Over a century ago, the O&G industry received its first set of tax incentives. Next time you hear that renewables cannot be competitive because they receive huge subsidies, mention these, and mention that the O&G industry is one of the most profitable industries out there, all because of a century of subsidies. You might also mention that those subsidies don’t consider the deleterious impact on the health of people and the destruciton of the environment caused by burning fossil fuels. Here is a brief review of tax-related subsidies given to the O&G industry:
- the intangible drilling cost deduction (1916), which allows companies to write off known equipment expenses as if they are research and development investments.
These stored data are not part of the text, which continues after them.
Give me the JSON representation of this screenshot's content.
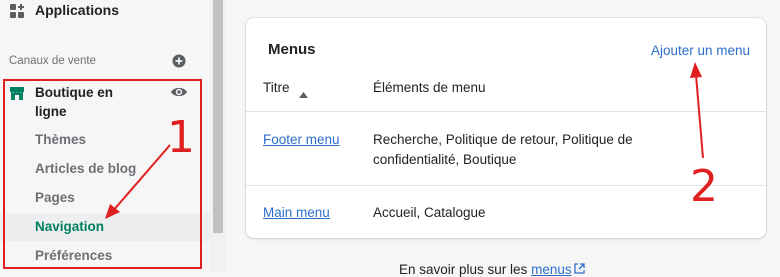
{
  "sidebar": {
    "apps_label": "Applications",
    "section_title": "Canaux de vente",
    "channel_label": "Boutique en ligne",
    "items": [
      {
        "label": "Thèmes"
      },
      {
        "label": "Articles de blog"
      },
      {
        "label": "Pages"
      },
      {
        "label": "Navigation",
        "active": true
      },
      {
        "label": "Préférences"
      }
    ]
  },
  "card": {
    "title": "Menus",
    "add_label": "Ajouter un menu",
    "columns": [
      "Titre",
      "Éléments de menu"
    ],
    "rows": [
      {
        "title": "Footer menu",
        "items": "Recherche, Politique de retour, Politique de confidentialité, Boutique"
      },
      {
        "title": "Main menu",
        "items": "Accueil, Catalogue"
      }
    ]
  },
  "footer": {
    "text": "En savoir plus sur les",
    "link": "menus"
  },
  "annotations": {
    "label_1": "1",
    "label_2": "2",
    "color": "#e02020"
  },
  "colors": {
    "accent_link": "#2c6ecb",
    "active_nav": "#007f5f",
    "store_icon": "#008060"
  }
}
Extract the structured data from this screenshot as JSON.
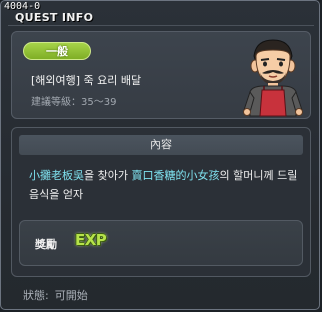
{
  "window": {
    "id": "4004-0",
    "title": "QUEST INFO"
  },
  "quest": {
    "category": "一般",
    "name": "[해외여행] 죽 요리 배달",
    "level_requirement": "建議等級：35～39",
    "npc_icon": "npc-portrait-mustached-man"
  },
  "details": {
    "section_title": "內容",
    "description": {
      "part1": "小攤老板吳",
      "part2": "을 찾아가 ",
      "part3": "賣口香糖的小女孩",
      "part4": "의 할머니께 드릴 음식을 얻자"
    }
  },
  "reward": {
    "label": "獎勵",
    "type": "EXP",
    "icon": "exp-icon"
  },
  "status": {
    "label": "狀態:",
    "value": "可開始"
  },
  "colors": {
    "badge": "#8dbd2e",
    "highlight": "#7fe3f0",
    "exp": "#b6e34a"
  }
}
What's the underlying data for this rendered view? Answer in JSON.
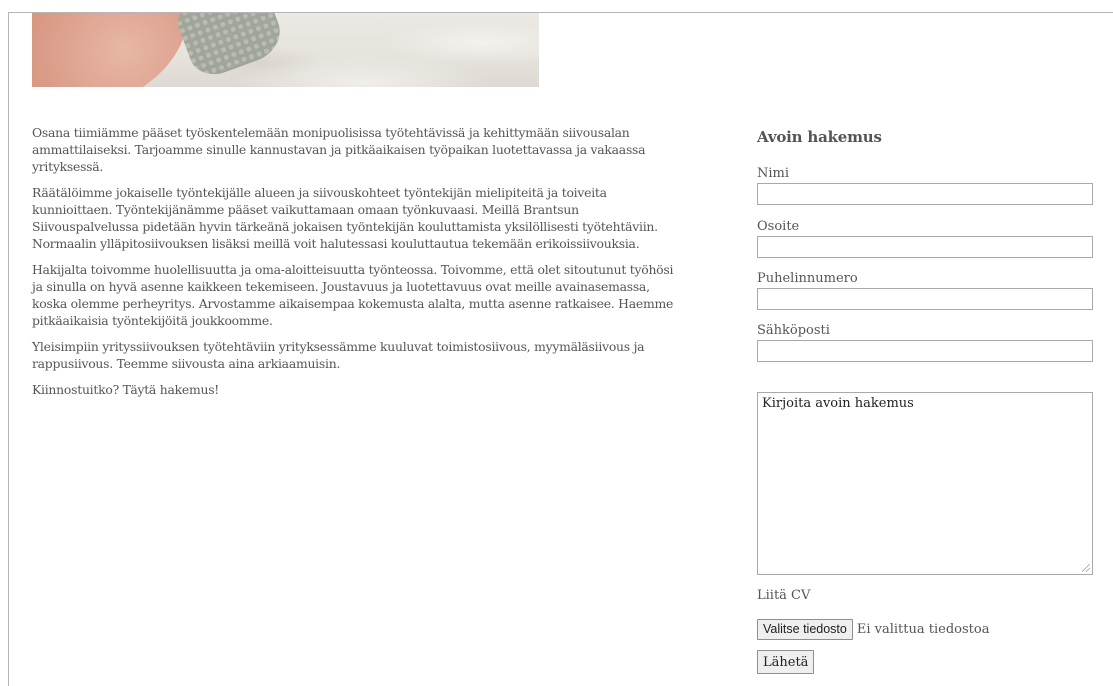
{
  "main": {
    "paragraphs": [
      "Osana tiimiämme pääset työskentelemään monipuolisissa työtehtävissä ja kehittymään siivousalan ammattilaiseksi. Tarjoamme sinulle kannustavan ja pitkäaikaisen työpaikan luotettavassa ja vakaassa yrityksessä.",
      "Räätälöimme jokaiselle työntekijälle alueen ja siivouskohteet työntekijän mielipiteitä ja toiveita kunnioittaen. Työntekijänämme pääset vaikuttamaan omaan työnkuvaasi. Meillä Brantsun Siivouspalvelussa pidetään hyvin tärkeänä jokaisen työntekijän kouluttamista yksilöllisesti työtehtäviin. Normaalin ylläpitosiivouksen lisäksi meillä voit halutessasi kouluttautua tekemään erikoissiivouksia.",
      "Hakijalta toivomme huolellisuutta ja oma-aloitteisuutta työnteossa. Toivomme, että olet sitoutunut työhösi ja sinulla on hyvä asenne kaikkeen tekemiseen. Joustavuus ja luotettavuus ovat meille avainasemassa, koska olemme perheyritys. Arvostamme aikaisempaa kokemusta alalta, mutta asenne ratkaisee. Haemme pitkäaikaisia työntekijöitä joukkoomme.",
      "Yleisimpiin yrityssiivouksen työtehtäviin yrityksessämme kuuluvat toimistosiivous, myymäläsiivous ja rappusiivous. Teemme siivousta aina arkiaamuisin.",
      "Kiinnostuitko? Täytä hakemus!"
    ]
  },
  "form": {
    "title": "Avoin hakemus",
    "name_label": "Nimi",
    "name_value": "",
    "address_label": "Osoite",
    "address_value": "",
    "phone_label": "Puhelinnumero",
    "phone_value": "",
    "email_label": "Sähköposti",
    "email_value": "",
    "application_text": "Kirjoita avoin hakemus",
    "cv_label": "Liitä CV",
    "file_button_label": "Valitse tiedosto",
    "file_status": "Ei valittua tiedostoa",
    "submit_label": "Lähetä"
  },
  "colors": {
    "text": "#555555",
    "border": "#a9a9a9",
    "button_bg": "#efefef"
  }
}
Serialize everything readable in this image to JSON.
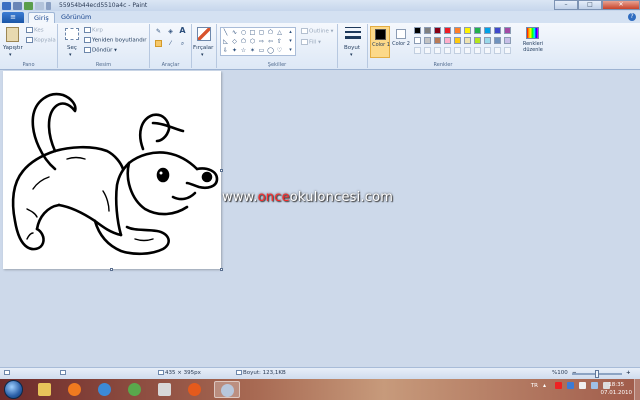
{
  "window": {
    "title": "55954b44ecd5510a4c - Paint",
    "minimize": "–",
    "maximize": "□",
    "close": "✕"
  },
  "tabs": {
    "file": "≡",
    "home": "Giriş",
    "view": "Görünüm"
  },
  "clipboard": {
    "paste": "Yapıştır",
    "cut": "Kes",
    "copy": "Kopyala",
    "label": "Pano"
  },
  "image": {
    "select": "Seç",
    "crop": "Kırp",
    "resize": "Yeniden boyutlandır",
    "rotate": "Döndür",
    "label": "Resim"
  },
  "tools": {
    "label": "Araçlar",
    "text_tool": "A"
  },
  "brushes": {
    "label": "Fırçalar"
  },
  "shapes": {
    "outline": "Outline",
    "fill": "Fill",
    "label": "Şekiller"
  },
  "size": {
    "label": "Boyut"
  },
  "colors": {
    "color1_label": "Color 1",
    "color2_label": "Color 2",
    "edit_colors": "Renkleri düzenle",
    "label": "Renkler",
    "color1_value": "#000000",
    "color2_value": "#ffffff",
    "palette_row1": [
      "#000000",
      "#7f7f7f",
      "#880015",
      "#ed1c24",
      "#ff7f27",
      "#fff200",
      "#22b14c",
      "#00a2e8",
      "#3f48cc",
      "#a349a4"
    ],
    "palette_row2": [
      "#ffffff",
      "#c3c3c3",
      "#b97a57",
      "#ffaec9",
      "#ffc90e",
      "#efe4b0",
      "#b5e61d",
      "#99d9ea",
      "#7092be",
      "#c8bfe7"
    ]
  },
  "watermark": {
    "prefix": "www.",
    "accent": "once",
    "suffix": "okuloncesi.com"
  },
  "status": {
    "dimensions": "435 × 395px",
    "filesize": "Boyut: 123,1KB",
    "zoom": "%100"
  },
  "taskbar": {
    "language": "TR",
    "time": "18:35",
    "date": "07.01.2010"
  }
}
- Next came the special percentage depletion allowance (1926), which can be used in some cases to claim tax deductions in excess of investment;
- deduction for tertiary injectants (1980), which allows companies to deduct some costs immediately instead of capitalizing them and depreciating the cost over the life of the investment;
- amortization period of geological and geophysical costs, which for smaller companies is reduced to two years;
- last-in, first-out accounting (1939), which allows companies to assume that the oldest (and presumably cheaper) barrels of oil remain in inventory reducing tax burdens;
- domestic production activities deduction (Section 199) (1980) which allows an additional deduction from the tax rate for manufacturing in the US – roughly one-third of all US corporate activity qualifies for the deduction, including oil and gas production.
- 2005 Amortization period for Geological & Geophysical costs;
- allowing the use of Master Limited Partnerships, which allow entities that are effectively corporations to avoid corporate tax rates by labeling themselves as partnerships.